Prefeitura de Mogi vai regularizar moradias na Vila Nova União

cidade legal Prefeito Marcus Melo detalha regularização das mil moradias do Jardim Nova União. (Foto: divulgação)
cidade legal Prefeito Marcus Melo detalha regularização das mil moradias do Jardim Nova União. (Foto: divulgação)

A Prefeitura irá fazer um cadastramento para regularizar as moradias na Vila Nova União. A informação foi dada pelo prefeito Marcus Melo (PSDB) aos moradores em um encontro na noite de segunda-feira. A Prefeitura concluiu em julho os pagamentos referentes à aquisição da área onde residem mil famílias.

“Pagamos a primeira parcela em janeiro deste ano e quitamos em julho, portanto agora a Prefeitura é a dona dessa área, o que significa que nenhum de vocês precisa mais se preocupar com o risco de perder a casa. Já estamos há anos trabalhando no bairro e agora, que temos a propriedade, estamos iniciando uma nova fase, que é a regularização fundiária”, destacou o prefeito, que pediu a paciência e a colaboração dos moradores nessa nova etapa.

A Prefeitura iniciou o levantamento planialtimétrico cadastral no bairro e pretende iniciar, na próxima semana, o cadastramento das famílilas. “Os técnicos começarão a bater na porta de cada um de vocês, para fazer as medições das casas necessárias e depois, em um segundo momento, para colher as informações que vão integrar o cadastro socioeconômico.

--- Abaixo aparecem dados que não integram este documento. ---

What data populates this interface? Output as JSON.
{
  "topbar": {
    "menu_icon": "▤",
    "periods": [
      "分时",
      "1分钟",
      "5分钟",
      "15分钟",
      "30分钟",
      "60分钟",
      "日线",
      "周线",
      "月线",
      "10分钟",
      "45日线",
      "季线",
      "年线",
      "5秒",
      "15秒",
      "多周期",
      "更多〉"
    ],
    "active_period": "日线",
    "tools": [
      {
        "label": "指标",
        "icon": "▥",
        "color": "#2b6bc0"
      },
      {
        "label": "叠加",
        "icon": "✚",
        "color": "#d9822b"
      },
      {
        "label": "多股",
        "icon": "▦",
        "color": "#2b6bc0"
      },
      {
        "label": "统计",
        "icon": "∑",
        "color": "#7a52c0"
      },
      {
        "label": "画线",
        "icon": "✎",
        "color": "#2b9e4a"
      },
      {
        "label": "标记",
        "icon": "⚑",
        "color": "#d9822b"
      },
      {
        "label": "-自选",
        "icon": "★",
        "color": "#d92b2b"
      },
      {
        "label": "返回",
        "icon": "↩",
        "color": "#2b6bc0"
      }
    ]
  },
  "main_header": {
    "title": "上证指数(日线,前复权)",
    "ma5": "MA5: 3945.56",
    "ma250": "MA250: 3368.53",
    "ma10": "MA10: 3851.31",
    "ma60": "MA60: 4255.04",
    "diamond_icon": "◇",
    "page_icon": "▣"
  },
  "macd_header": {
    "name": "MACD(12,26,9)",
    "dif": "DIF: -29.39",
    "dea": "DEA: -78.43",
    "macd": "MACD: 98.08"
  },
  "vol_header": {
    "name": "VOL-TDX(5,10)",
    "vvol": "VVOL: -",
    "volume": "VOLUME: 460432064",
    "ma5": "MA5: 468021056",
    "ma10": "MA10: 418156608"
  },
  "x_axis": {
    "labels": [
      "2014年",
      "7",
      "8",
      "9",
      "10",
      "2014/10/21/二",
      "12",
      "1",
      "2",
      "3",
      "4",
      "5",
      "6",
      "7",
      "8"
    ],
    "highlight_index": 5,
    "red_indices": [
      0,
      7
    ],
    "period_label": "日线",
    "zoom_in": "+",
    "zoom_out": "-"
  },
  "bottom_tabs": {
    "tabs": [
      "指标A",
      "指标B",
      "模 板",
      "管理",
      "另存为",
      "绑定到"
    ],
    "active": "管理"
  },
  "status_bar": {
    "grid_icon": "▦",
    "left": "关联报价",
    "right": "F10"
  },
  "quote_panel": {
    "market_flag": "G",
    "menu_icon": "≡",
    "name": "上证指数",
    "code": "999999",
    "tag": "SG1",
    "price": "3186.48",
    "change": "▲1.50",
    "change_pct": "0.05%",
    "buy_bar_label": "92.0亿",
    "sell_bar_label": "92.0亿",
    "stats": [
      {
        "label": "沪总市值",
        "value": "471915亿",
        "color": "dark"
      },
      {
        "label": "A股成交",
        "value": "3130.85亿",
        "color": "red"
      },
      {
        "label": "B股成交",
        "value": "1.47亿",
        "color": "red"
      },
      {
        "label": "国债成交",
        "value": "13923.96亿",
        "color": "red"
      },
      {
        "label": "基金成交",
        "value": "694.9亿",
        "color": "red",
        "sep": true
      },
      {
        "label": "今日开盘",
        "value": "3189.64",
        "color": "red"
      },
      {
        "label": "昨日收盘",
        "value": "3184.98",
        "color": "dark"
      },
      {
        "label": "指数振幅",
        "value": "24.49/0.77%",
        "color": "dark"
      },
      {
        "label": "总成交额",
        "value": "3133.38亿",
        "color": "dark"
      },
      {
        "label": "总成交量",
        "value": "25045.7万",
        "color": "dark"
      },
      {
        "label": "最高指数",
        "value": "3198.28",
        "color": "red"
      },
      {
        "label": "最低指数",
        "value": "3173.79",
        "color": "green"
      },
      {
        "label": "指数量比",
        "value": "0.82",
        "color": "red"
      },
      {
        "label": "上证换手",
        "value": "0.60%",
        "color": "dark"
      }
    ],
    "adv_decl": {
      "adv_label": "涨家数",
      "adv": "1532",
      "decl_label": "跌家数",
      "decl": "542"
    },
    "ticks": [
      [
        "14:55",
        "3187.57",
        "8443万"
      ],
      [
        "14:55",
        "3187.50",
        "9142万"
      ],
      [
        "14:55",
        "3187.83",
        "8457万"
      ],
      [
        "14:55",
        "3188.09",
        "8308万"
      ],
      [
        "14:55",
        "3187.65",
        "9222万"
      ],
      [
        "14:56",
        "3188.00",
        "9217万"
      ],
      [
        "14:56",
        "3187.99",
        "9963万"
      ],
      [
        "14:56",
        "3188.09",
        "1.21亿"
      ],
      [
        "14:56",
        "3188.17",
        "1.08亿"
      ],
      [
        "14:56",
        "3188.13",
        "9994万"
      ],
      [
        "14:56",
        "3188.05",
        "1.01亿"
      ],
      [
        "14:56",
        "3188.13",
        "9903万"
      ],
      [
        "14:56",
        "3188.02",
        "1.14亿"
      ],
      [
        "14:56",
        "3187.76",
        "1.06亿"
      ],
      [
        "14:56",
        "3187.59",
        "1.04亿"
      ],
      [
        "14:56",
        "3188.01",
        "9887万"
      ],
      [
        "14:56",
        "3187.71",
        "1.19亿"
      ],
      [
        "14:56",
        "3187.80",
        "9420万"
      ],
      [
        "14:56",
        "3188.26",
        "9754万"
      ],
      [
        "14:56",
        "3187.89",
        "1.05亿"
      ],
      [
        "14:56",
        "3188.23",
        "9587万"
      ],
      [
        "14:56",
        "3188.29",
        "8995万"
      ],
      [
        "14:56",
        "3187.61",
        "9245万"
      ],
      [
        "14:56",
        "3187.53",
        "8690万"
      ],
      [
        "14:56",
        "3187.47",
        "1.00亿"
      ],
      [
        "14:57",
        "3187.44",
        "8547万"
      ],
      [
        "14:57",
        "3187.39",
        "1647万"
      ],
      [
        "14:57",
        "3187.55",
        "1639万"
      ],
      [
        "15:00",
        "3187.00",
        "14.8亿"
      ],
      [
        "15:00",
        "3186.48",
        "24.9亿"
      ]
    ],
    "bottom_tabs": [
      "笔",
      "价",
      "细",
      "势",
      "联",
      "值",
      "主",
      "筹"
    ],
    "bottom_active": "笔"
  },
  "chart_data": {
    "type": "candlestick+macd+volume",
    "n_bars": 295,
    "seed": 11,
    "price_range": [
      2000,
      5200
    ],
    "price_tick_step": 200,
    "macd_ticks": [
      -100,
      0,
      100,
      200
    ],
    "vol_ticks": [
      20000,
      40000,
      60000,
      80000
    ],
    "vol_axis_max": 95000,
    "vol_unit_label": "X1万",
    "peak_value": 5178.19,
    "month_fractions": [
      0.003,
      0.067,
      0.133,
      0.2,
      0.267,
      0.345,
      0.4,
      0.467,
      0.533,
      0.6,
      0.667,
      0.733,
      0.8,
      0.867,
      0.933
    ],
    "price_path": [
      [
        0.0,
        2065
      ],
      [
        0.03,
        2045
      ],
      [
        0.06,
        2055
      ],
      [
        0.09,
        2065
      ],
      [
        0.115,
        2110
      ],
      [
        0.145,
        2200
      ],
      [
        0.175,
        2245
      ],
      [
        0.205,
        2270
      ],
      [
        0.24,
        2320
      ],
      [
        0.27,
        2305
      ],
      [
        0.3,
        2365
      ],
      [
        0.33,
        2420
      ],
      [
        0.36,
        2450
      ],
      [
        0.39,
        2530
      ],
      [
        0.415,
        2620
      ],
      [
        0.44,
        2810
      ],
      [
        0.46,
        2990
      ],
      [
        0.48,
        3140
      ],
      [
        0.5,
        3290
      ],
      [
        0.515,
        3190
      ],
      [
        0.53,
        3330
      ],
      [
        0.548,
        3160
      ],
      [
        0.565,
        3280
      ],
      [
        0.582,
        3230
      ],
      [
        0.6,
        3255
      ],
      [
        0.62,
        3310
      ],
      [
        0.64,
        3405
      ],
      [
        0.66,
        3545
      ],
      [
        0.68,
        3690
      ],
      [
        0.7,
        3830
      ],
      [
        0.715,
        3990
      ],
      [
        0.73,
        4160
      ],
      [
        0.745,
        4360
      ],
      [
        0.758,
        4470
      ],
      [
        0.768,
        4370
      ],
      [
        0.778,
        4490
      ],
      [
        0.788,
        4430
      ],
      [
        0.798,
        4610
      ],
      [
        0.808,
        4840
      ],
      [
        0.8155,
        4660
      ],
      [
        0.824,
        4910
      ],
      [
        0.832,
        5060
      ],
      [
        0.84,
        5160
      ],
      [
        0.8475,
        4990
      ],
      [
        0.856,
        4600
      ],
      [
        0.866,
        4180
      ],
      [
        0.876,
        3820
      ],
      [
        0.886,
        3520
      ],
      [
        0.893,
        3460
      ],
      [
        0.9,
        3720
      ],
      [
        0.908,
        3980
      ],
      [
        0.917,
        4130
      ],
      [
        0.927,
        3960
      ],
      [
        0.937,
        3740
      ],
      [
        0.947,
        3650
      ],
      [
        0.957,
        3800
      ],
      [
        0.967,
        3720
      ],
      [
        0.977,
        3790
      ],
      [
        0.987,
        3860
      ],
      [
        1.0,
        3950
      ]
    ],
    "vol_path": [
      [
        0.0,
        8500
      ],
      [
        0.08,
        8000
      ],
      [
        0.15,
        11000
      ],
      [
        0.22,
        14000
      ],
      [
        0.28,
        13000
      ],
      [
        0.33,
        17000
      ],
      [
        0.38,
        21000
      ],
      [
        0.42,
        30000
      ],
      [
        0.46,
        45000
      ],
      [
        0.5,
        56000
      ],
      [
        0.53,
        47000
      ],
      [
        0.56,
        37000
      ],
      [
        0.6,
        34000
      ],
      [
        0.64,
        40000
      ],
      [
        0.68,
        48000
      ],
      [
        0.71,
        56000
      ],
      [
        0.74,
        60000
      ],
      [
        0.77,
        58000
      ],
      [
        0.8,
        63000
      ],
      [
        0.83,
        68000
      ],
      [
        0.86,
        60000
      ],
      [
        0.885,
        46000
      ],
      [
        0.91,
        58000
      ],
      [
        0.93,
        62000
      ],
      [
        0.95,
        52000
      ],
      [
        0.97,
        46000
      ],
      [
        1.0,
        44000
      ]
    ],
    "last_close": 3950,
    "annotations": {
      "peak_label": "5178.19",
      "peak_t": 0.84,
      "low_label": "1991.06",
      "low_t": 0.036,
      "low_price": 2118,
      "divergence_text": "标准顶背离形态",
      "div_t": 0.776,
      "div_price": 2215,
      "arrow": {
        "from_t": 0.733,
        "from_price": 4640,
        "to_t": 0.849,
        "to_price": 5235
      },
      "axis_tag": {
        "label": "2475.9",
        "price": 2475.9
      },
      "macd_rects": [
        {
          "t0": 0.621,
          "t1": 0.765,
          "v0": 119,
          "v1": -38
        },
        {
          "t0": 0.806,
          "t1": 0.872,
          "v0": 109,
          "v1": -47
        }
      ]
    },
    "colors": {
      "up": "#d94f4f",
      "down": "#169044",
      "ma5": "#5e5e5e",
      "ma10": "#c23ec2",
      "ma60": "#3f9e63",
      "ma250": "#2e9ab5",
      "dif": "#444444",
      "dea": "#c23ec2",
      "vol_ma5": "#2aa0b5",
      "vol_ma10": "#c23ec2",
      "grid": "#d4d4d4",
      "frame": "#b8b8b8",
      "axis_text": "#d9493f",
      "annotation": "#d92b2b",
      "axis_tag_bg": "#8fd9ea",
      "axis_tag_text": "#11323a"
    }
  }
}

Entendam que esse é um trabalho que tem como único objetivo beneficiar a todos vocês, portanto colaborem, recebam os técnicos e passem a eles as informações corretas e necessárias”, pediu.

As obras de urbanização foram entregues em 2012. Já o acordo judicial para a aquisição da área, no valor de R$ 2 milhões, foi selado com os antigos proprietários em 2016.

A regularização fundiária tem um prazo estimado de 36 meses para que seja concluída, porém a expectativa da Prefeitura é de entregar os primeiros títulos de posse em 2020.

A procuradora-geral Dalciani Felizardo lembrou que existem alguns casos mais complexos e que precisarão ser tratados individualmente, como os das pessoas que ocupam áreas de risco e áreas de preservação permanente. Conforme legislação, essas áreas não podem ser regularizadas.

Todo o trabalho está sendo feito com apoio técnico do Governo do Estado, por meio do programa Cidade Legal.